LGTBIQ+ biographies in Spain, from police files to YouTube
Abstract
Biographies, embedded in the narrative conventions of a specific culture (Plummer, 1995), help to link human actions with socially understandable stories (Polkinghorne, 1988: Butler, 1991). LGTBIQ+ biographical stories in Spain have experienced a fast transformation in the last forty years. From an LGTBIQ+ biographical construction made through social control from police files during the dictatorship and post-dictatorship, to the emergence of the ‘narratives of the self’ (Ellis, 1991), 'mystories' (Ulmer y Koro-Ljungberg, 2015) or 'autoethnography' on social media. For LGTBIQ+ people, social media have provided an opportunity to generate and develop a consistent self (Beck y Beck-Gernsheim, 2003), and at the same time its political significance has been revealed (De Ridder y Van Bauwel, 2015) in a social context where LGTBIQ+ identity is fully legal but is still part of a heteronormative social context (Butler 1991; Santore 2011). Taking the accounts of Elsa Ruiz Cómica and Dulceida, we intend to understand the historical moment in which the digital LGTBIQ+ autobiographical story was emancipated in Spain.

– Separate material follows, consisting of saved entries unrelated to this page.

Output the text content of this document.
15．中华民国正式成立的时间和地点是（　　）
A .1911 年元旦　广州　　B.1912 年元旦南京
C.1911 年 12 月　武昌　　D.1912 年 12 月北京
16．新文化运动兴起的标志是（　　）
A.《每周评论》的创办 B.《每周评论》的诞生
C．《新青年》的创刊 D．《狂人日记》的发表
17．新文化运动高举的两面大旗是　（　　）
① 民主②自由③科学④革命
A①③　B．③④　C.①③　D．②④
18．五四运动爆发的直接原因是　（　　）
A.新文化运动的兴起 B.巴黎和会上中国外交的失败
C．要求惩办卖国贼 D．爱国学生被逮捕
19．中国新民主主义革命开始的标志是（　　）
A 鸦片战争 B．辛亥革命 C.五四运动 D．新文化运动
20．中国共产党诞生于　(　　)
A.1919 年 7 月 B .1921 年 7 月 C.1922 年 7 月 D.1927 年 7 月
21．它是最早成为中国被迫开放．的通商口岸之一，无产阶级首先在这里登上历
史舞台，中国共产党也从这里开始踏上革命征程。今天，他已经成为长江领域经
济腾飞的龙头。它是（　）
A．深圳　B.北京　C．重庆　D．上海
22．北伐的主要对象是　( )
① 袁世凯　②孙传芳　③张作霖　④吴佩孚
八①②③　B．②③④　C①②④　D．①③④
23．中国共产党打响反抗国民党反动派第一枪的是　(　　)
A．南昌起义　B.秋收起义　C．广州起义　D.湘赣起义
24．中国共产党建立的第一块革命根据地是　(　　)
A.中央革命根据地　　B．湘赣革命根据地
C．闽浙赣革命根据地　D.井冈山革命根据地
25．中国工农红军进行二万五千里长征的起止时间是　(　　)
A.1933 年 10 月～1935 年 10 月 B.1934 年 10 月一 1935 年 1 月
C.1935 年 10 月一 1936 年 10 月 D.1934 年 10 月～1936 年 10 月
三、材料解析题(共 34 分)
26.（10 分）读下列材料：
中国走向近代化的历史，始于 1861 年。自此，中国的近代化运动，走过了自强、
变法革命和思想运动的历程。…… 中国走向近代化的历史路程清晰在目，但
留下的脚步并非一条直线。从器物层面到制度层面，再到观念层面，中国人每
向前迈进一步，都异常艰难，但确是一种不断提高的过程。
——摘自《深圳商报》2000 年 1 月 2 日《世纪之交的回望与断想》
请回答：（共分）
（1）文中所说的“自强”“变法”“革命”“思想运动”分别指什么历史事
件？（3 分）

From a critical point of view (Van Zoonen, 1994) we want to focus on elements such as the authorship of the accounts; the critical moments that articulate the story; as well as the audiovisual production and aesthetics of technological mediation, which reveal the reappropriation strategies of LGTBIQ+ narratives in a historical context where LGTBIQ+ people whose police biographies are still in the archives, still live together with teenager youtubers (Gasol, 2022).